Lottery is a procedure by which something is distributed among people by chance. It is most commonly associated with the distribution of money, but it may also involve other prizes. It is often compared to gambling, in that it is a form of risk taking in which individuals pay for the opportunity to win something of value. The likelihood of winning a lottery prize varies widely depending on the number of tickets purchased, the price of the ticket, the number of tickets sold, the odds of winning, and other factors.

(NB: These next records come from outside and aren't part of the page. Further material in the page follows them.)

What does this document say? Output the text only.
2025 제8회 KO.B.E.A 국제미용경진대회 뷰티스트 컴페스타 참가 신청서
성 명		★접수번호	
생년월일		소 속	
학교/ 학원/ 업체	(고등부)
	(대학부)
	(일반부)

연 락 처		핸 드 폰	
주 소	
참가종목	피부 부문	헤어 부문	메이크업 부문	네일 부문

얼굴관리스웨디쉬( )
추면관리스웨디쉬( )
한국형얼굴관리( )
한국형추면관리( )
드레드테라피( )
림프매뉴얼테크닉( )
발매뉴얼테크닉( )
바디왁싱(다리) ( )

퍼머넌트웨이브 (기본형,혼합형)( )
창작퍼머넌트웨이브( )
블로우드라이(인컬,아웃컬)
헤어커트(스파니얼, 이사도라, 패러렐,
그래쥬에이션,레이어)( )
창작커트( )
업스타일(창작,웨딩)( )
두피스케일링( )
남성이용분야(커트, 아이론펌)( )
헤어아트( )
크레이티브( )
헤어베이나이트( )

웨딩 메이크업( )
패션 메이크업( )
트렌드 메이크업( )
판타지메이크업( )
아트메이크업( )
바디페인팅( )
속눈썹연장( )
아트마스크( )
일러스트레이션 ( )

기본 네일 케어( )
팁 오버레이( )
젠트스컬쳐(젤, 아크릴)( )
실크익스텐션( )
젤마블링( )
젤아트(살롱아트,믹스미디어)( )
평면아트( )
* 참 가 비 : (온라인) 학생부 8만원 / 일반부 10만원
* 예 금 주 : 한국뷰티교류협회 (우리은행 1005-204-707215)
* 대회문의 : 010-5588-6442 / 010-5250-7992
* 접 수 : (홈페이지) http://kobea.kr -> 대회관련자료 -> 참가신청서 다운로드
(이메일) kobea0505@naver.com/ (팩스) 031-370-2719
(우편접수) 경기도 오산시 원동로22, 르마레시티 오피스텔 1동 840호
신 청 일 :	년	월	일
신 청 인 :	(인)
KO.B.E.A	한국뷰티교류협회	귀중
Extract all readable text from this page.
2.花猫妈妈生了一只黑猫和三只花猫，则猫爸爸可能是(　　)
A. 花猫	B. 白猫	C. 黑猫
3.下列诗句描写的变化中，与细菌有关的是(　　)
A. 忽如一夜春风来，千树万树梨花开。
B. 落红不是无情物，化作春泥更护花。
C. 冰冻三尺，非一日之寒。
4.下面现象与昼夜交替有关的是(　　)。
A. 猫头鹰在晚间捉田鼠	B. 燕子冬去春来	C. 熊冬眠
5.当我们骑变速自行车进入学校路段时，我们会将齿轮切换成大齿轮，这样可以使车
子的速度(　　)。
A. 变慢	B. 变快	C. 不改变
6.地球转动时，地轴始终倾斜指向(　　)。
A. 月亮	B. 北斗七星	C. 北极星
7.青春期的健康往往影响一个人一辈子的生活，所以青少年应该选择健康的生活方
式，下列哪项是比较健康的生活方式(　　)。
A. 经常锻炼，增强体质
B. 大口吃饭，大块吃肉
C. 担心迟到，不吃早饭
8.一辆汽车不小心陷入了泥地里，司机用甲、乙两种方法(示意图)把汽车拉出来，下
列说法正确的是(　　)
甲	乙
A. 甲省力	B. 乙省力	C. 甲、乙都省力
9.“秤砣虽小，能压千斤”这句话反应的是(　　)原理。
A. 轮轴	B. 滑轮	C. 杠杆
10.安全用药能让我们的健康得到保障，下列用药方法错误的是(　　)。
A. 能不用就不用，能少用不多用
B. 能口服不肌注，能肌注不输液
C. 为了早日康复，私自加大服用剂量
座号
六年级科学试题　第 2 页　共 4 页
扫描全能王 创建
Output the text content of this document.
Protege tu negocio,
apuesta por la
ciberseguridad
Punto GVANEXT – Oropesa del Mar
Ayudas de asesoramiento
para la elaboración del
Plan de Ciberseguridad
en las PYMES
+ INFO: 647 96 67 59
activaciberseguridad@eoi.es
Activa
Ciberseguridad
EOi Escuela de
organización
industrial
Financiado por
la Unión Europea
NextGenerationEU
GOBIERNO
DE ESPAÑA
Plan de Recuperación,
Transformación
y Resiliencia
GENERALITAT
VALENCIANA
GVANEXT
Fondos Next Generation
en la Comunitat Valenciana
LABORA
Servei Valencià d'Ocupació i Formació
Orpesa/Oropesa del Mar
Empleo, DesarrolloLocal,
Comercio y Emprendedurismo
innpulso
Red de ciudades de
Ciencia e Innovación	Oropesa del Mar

The lottery has a long history of use in many cultures, with the first recorded keno slips dating from the Han dynasty in China (205 and 187 BC).

In this story set in an unnamed small town, residents gather in the village square for their yearly lottery. Children on summer break are the first to assemble, playing with stones as they wait for adults to begin the event. The children are chided by their fathers for their disobedient behavior, but soon the adults are gathered as well, displaying the stereotypical normalcy of small-town life as they chat warmly and gossip.

Mr. Summers, the official in charge of the lottery, has filled a box with slips of paper the previous day and kept it locked overnight. When he begins to call the names, everyone sighs as little Dave’s paper is revealed to be blank; Bill and Nancy’s papers are found to have black spots. Finally, Tessie Hutchinson is called to reveal her slip, which bears a single black mark; she pleads for the villagers to stop throwing the stones at her.